Wheat supplies to Jamaica secure, say Flour Mills, minister
Local importers of wheat have sought to assure the island’s producers that there is no anticipated disruption to supplies after India announced a partial ban on exports. Derrick Nembhard, managing director of ADM/Jamaica Flour Mills, said the...
Local importers of wheat have sought to assure the island’s producers that there is no anticipated disruption to supplies after India announced a partial ban on exports.
Derrick Nembhard, managing director of ADM/Jamaica Flour Mills, said the company has supply agreements tied to the new crop through to September.
Jamaica Flour Mills currently does not import wheat from India but sources its supplies from North America.
Nembhard is, however, wary that the weekend announcement by the Indian government could trigger more price hikes in an increasingly volatile global economy.
“The Indians are looking to their own market to ensure that they can supply their local demand with product before they go out to export to others. So will it have an effect? Yes,” Nembhard said bluntly in a Gleaner interview Sunday.
“... Prices on the wheat market are already volatile. The announcement made by India is just going to make the market a little more jittery and therefore … as price is concerned, that is going to be a little more fluid.”
Global wheat prices have risen by more than 40 per cent since the beginning of the year.
Despite the current price volatility, Minister of Agriculture and Fisheries Pearnel Charles Jr also does not expect a fallout in wheat supplies to Jamaica.
Charles told The Gleaner that less than 0.001 per cent of Jamaica’s wheat supply is sourced from India, and those imports are for speciality wheat, which is different than the general variety consumed by Jamaicans.
At present, wheat imports from the country are “insignificant”, said Charles, accounting for less than 2,000 kilograms per year. Jamaica’s annual demand is approximately 182 million kilograms.
“We note the trend of countries restricting exports and are taking steps to protect the interest of Jamaica in that regard. However, we do not expect that Jamaica will be directly impacted by the Indian government’s decision to ban wheat exports,” the agriculture minister said.
Indian high commissioner to Jamaica, Masakui Rungsung, explained that India’s harvest has been disrupted by a heat wave and record drought, which have impaired wheat production. It is estimated that wheat production has declined by three million tons this year from 106 million tons recorded in 2021.
Rungsung also sought to clarify that Delhi’s decision does not represent a blanket prohibition of exports.
“It is not a ban on the export of wheat but to regulate the going out of wheat in these circumstances because it is imported. It does not stop us from engaging in government-to-government [negotiations] so that wheat does not end up being hoarded.

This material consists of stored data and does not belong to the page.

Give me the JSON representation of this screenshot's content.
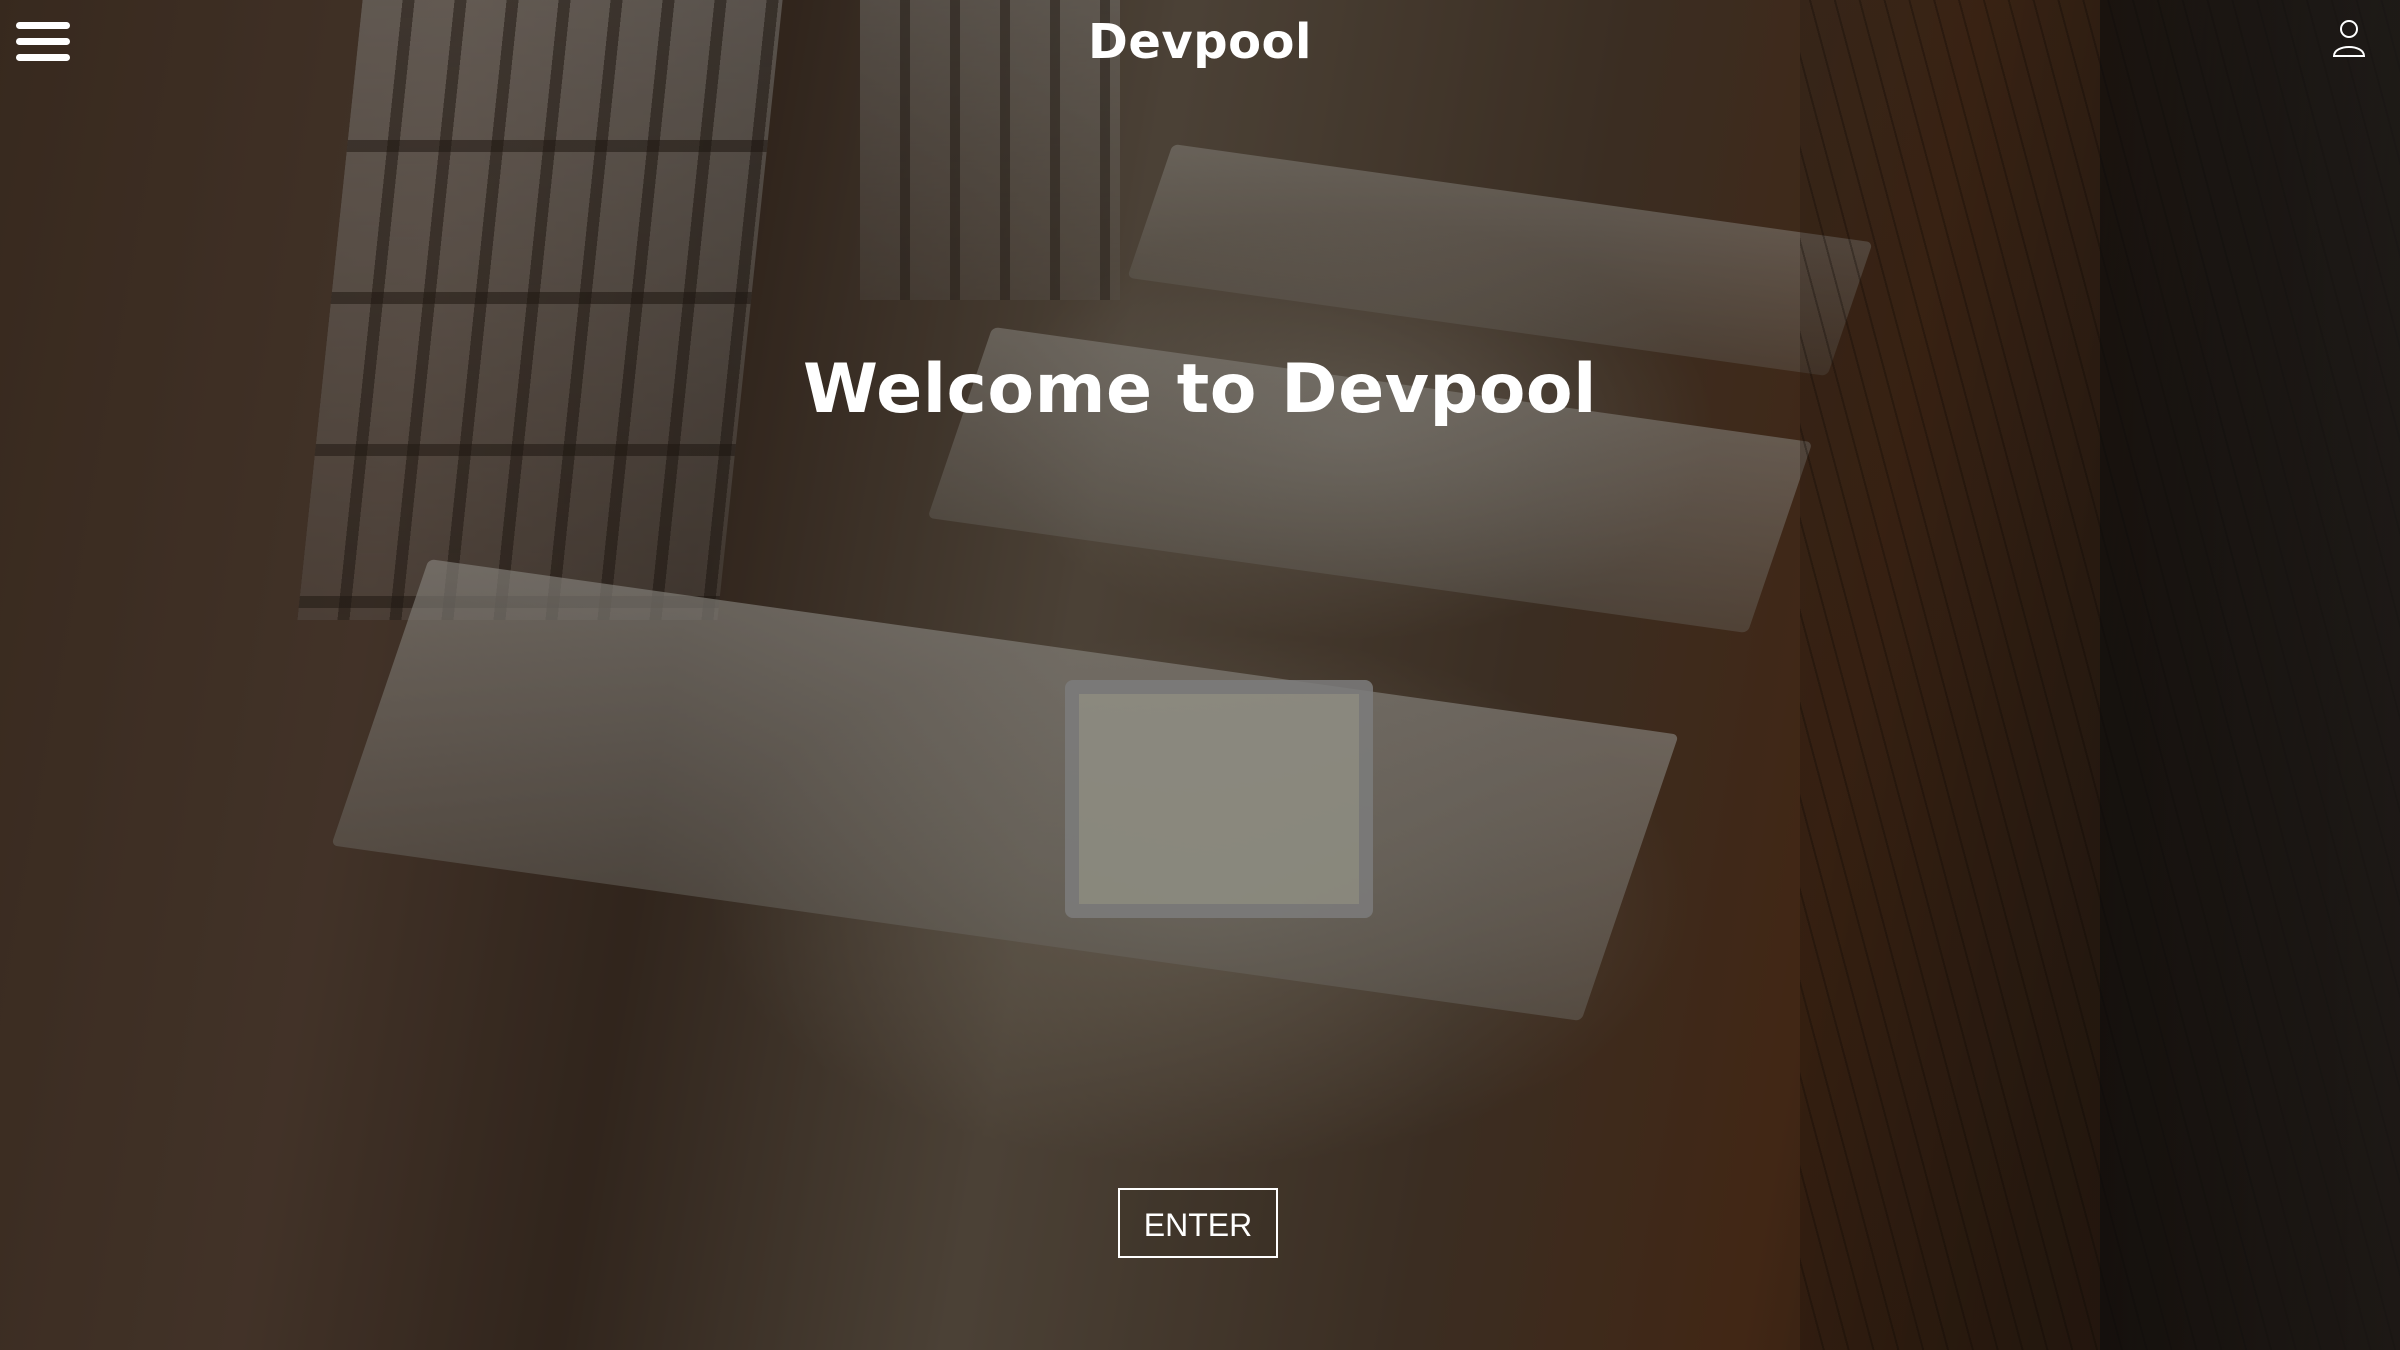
{
  "header": {
    "brand": "Devpool",
    "menu_icon": "hamburger-menu-icon",
    "user_icon": "user-icon"
  },
  "hero": {
    "headline": "Welcome to Devpool",
    "enter_label": "ENTER",
    "background": "office-photo"
  },
  "colors": {
    "text": "#ffffff",
    "overlay": "#000000"
  }
}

This is to ensure that food is not only secure in India, but for other countries,” the diplomat said.
India is a major exporter of wheat to neighbouring countries such as Bangladesh, Nepal, and Sri Lanka.
Despite the introduction of export regulations, Rungsung said that India would continue to support vulnerable communities and honour already signed contracts.
Minister of Industry, Investment and Commerce Aubyn Hill has indicated that Jamaica is open to engaging with India to source wheat and fertiliser in the future.
Speaking to India’s WION correspondent Sidhant Sibal, Hill said: “Fertiliser is something we will be looking at. But in fact, as this relationship develops, we might be also looking for wheat from India, and those are the kind of discussions we are going to have as the war between Ukraine and Russia plays out.”
When asked if the Government was currently negotiating with its Indian counterparts for future wheat supplies, Charles said there was no need for those negotiations “even though India has indicated that there is a window for vulnerable countries”.